March 19, 2024

Paul Ingrassia, Prizewinning Auto Industry Reporter, Dies at 69

Writing in The Journal around the time the book was published, Mr. Ingrassia asserted that in return for any direct government aid to G.M., “the board and the management should go.”

Shareholders should lose their paltry remaining equity,” he wrote. “And a government-appointed receiver — someone hard-nosed and nonpolitical — should have broad power to revamp GM with a viable business plan and return it to a private operation as soon as possible.”

He added: “Giving GM a blank check — which the company and the United Auto Workers union badly want, and which Washington will be tempted to grant — would be an enormous mistake.”

Mr. Ingrassia’s latest book was “Engines of Change: A History of the American Dream in Fifteen Cars” (2012), which The Times described as “a highly informed but breezy narrative history of the vehicles that have shaped and reflected American culture.”
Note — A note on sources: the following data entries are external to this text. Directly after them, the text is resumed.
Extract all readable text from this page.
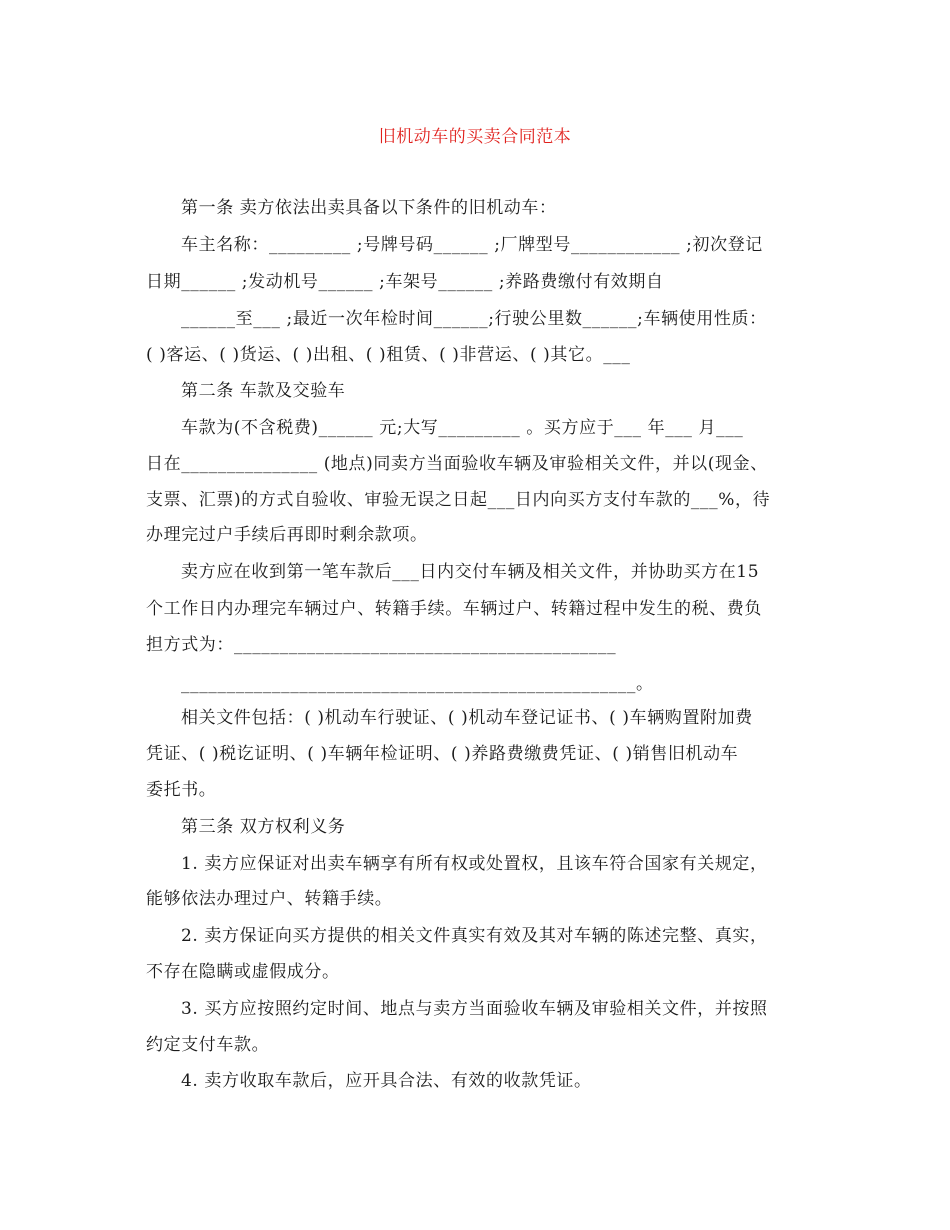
旧机动车的买卖合同范本
第一条 卖方依法出卖具备以下条件的旧机动车：
车主名称：_________ ;号牌号码______ ;厂牌型号____________ ;初次登记
日期______ ;发动机号______ ;车架号______ ;养路费缴付有效期自
______至___ ;最近一次年检时间______;行驶公里数______;车辆使用性质：
( )客运、( )货运、( )出租、( )租赁、( )非营运、( )其它。___
第二条 车款及交验车
车款为(不含税费)______ 元;大写_________ 。买方应于___ 年___ 月___
日在_______________ (地点)同卖方当面验收车辆及审验相关文件，并以(现金、
支票、汇票)的方式自验收、审验无误之日起___日内向买方支付车款的___%，待
办理完过户手续后再即时剩余款项。
卖方应在收到第一笔车款后___日内交付车辆及相关文件，并协助买方在15
个工作日内办理完车辆过户、转籍手续。车辆过户、转籍过程中发生的税、费负
担方式为：__________________________________________
__________________________________________________。
相关文件包括：( )机动车行驶证、( )机动车登记证书、( )车辆购置附加费
凭证、( )税讫证明、( )车辆年检证明、( )养路费缴费凭证、( )销售旧机动车
委托书。
第三条 双方权利义务
1. 卖方应保证对出卖车辆享有所有权或处置权，且该车符合国家有关规定，
能够依法办理过户、转籍手续。
2. 卖方保证向买方提供的相关文件真实有效及其对车辆的陈述完整、真实，
不存在隐瞒或虚假成分。
3. 买方应按照约定时间、地点与卖方当面验收车辆及审验相关文件，并按照
约定支付车款。
4. 卖方收取车款后，应开具合法、有效的收款凭证。
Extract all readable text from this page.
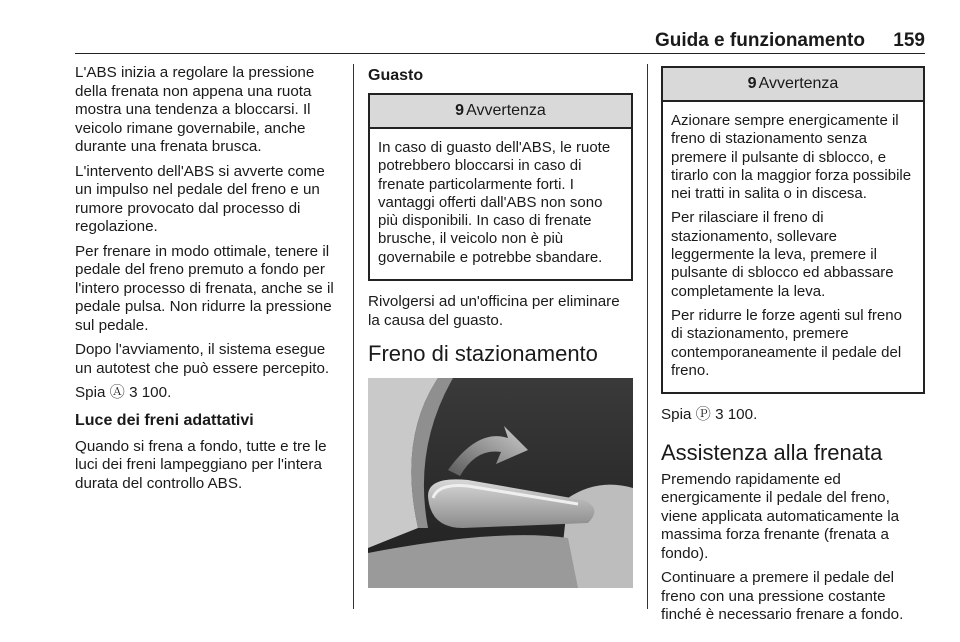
Guida e funzionamento 159

L'ABS inizia a regolare la pressione della frenata non appena una ruota mostra una tendenza a bloccarsi. Il veicolo rimane governabile, anche durante una frenata brusca.

L'intervento dell'ABS si avverte come un impulso nel pedale del freno e un rumore provocato dal processo di regolazione.

Per frenare in modo ottimale, tenere il pedale del freno premuto a fondo per l'intero processo di frenata, anche se il pedale pulsa. Non ridurre la pressione sul pedale.

Dopo l'avviamento, il sistema esegue un autotest che può essere percepito.

Spia Ⓐ 3 100.

Luce dei freni adattativi

Quando si frena a fondo, tutte e tre le luci dei freni lampeggiano per l'intera durata del controllo ABS.

Guasto
9 Avvertenza

In caso di guasto dell'ABS, le ruote potrebbero bloccarsi in caso di frenate particolarmente forti. I vantaggi offerti dall'ABS non sono più disponibili. In caso di frenate brusche, il veicolo non è più governabile e potrebbe sbandare.

Rivolgersi ad un'officina per eliminare la causa del guasto.

Freno di stazionamento
9 Avvertenza

Azionare sempre energicamente il freno di stazionamento senza premere il pulsante di sblocco, e tirarlo con la maggior forza possibile nei tratti in salita o in discesa.

Per rilasciare il freno di stazionamento, sollevare leggermente la leva, premere il pulsante di sblocco ed abbassare completamente la leva.

Per ridurre le forze agenti sul freno di stazionamento, premere contemporaneamente il pedale del freno.

Spia Ⓟ 3 100.

Assistenza alla frenata

Premendo rapidamente ed energicamente il pedale del freno, viene applicata automaticamente la massima forza frenante (frenata a fondo).

Continuare a premere il pedale del freno con una pressione costante finché è necessario frenare a fondo.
Paul Joseph Ingrassia was born on Aug 18, 1950, in Laurel, Miss., to Angelo and Regina (Iacono) Ingrassia. His father was a research chemist, his mother a homemaker. He earned a bachelor’s degree in journalism from the University of Illinois at Urbana-Champaign and a master’s at the University of Wisconsin-Madison.

He began his news career at the Lindsay-Schaub Newspaper Group in Decatur, Ill. in 1973.

Mr. Ingrassia worked for Dow Jones Co. from 1977 to 2007. From 1998 to 2006, he was president of Dow Jones Newswires, an arm of The Journal’s parent company. He was vice president for news strategy at Dow Jones when he left the company in 2007, after it had been bought by Rupert Murdoch’s News Corporation.

Mr. Ingrassia was named deputy editor in chief of Thomson Reuters in 2011 and was managing editor of Reuters from 2007 to 2016. Most recently he was editor at the Revs Institute, an automotive history research center in Naples.